Validation of American College of Radiology Bone Reporting and Data System (Bone-RADS) Version 2023 for diagnosis of malignant tumors of appendicular bone on conventional radiographs

Eur J Radiol. 2024 Nov 28:183:111861. doi: 10.1016/j.ejrad.2024.111861. Online ahead of print.

Abstract

Purpose: To evaluate the diagnostic performance of the American College of Radiology(ACR) Bone Reporting and Data System (Bone-RADS) in diagnosis of malignant tumors of the appendicular bone on conventional radiographs.

Methods: Primary and secondary tumors of appendicular bone in patients who underwent radiographic and MRI examinations were classified into benign, intermediate, and malignant using a reference standard of histopathology, imaging follow-up, or clinical-radiologic consensus.
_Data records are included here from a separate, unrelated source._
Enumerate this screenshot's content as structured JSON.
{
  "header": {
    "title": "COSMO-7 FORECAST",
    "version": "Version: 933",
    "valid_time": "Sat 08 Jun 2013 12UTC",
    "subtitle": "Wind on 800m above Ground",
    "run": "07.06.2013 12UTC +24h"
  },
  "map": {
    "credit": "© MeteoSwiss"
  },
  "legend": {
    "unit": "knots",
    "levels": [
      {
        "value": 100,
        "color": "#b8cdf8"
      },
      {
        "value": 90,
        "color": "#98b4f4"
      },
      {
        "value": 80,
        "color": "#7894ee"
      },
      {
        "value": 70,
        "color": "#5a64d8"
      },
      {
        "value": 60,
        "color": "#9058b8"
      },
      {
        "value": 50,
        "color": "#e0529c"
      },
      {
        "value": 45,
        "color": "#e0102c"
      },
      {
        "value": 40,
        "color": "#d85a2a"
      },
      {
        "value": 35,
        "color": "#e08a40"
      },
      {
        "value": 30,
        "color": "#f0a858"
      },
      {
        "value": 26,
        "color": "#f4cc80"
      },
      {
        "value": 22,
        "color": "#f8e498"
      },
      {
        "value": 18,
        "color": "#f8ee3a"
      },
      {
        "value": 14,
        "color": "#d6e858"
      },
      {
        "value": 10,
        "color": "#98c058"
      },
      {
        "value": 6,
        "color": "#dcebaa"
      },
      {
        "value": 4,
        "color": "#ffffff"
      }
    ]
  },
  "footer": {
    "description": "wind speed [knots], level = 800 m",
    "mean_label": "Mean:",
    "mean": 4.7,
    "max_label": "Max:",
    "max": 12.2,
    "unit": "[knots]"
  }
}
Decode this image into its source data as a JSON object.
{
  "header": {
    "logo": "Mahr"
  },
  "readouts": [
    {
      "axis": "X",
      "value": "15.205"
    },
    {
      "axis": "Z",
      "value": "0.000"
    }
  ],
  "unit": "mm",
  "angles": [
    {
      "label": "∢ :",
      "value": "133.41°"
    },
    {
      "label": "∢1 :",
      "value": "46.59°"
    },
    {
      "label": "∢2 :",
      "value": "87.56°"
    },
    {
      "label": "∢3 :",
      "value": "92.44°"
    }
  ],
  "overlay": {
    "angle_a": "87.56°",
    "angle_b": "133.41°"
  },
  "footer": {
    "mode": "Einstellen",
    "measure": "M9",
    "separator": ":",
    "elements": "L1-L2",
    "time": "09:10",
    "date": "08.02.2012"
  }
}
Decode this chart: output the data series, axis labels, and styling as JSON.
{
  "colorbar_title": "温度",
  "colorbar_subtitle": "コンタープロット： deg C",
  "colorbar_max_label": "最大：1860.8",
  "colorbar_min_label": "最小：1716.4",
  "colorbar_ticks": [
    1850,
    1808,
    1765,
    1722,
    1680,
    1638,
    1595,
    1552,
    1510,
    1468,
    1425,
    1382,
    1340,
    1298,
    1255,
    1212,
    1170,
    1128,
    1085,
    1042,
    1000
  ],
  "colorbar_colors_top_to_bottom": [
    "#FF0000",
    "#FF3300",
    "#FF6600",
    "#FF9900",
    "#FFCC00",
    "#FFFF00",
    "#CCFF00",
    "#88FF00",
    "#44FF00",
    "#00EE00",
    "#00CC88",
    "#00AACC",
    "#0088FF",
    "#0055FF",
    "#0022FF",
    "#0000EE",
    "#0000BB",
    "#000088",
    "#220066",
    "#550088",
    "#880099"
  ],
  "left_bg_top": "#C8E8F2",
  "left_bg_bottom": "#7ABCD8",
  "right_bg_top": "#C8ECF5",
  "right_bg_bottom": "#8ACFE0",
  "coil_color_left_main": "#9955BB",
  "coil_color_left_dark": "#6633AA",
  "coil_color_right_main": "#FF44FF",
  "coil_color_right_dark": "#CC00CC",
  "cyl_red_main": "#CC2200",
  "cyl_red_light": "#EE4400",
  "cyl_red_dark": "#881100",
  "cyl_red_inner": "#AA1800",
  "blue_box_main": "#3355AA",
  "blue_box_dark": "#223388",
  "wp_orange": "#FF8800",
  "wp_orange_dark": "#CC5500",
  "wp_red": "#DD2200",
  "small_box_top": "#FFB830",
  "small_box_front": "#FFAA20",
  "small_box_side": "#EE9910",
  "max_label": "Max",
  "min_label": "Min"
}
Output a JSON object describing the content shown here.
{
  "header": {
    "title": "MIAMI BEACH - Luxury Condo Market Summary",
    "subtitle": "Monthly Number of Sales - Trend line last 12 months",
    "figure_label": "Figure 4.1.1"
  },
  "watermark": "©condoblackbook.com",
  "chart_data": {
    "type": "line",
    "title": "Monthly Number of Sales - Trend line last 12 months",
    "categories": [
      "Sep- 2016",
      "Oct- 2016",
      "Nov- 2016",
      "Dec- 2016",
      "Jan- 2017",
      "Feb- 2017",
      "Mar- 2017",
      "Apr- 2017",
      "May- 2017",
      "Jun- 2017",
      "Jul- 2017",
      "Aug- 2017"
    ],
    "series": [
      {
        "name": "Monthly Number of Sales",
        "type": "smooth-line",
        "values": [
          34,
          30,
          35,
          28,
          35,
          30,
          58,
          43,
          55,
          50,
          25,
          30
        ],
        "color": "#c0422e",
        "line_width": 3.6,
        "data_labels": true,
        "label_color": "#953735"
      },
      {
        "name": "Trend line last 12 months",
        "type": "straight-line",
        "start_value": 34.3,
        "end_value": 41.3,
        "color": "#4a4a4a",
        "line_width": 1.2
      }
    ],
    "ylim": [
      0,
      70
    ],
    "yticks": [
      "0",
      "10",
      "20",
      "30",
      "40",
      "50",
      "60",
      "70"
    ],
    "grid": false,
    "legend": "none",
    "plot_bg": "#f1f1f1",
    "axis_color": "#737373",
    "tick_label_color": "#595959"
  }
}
Two radiologists assessed five radiographic features (margin, periosteal reaction, endosteal erosion, pathologic fracture, and extra-osseous mass), scored point total (points from radiographic features and a history of cancer), and assigned Bone-RADS categories. The diagnostic performance of Bone-RADS and interreader agreements were calculated.

Results: A total of 778 patients (507 benign, 45 intermediate, and 226 malignant tumors) were included. Bone-RADS showed high discrimination performance, with areas under the receiver-operating characteristics curve of 0.940-0.957 for point total and 0.895-0.900 for categorization. Bone-RADS had high sensitivity (95.2 %-99.1 %) and negative predictive value (NPV) (96.4 %-99.5 %), but relatively low specificity (65.0 %-68.6 %) and positive predictive value (PPV) (53.7 %-61.9 %). Interreader agreements were good to excellent for Bone-RADS point total (ICC = 0.850), categorization (k = 0.739), and most of the radiographic features (k = 0.621-0.822), except for endosteal erosion (k = 0.537) and extra-osseous mass (k = 0.234).

Conclusion: In diagnosis of malignant bone tumors, ACR Bone-RADS showed high discrimination performance, with high sensitivity and NPV, but relatively low specificity and PPV. Nevertheless, relatively low interobserver agreement in some radiographic features and the consensus-based points system in Bone-RADS warrant further research and possible updates.

Keywords: ACR; Bone tumor; Bone-RADS; Conventional radiographs.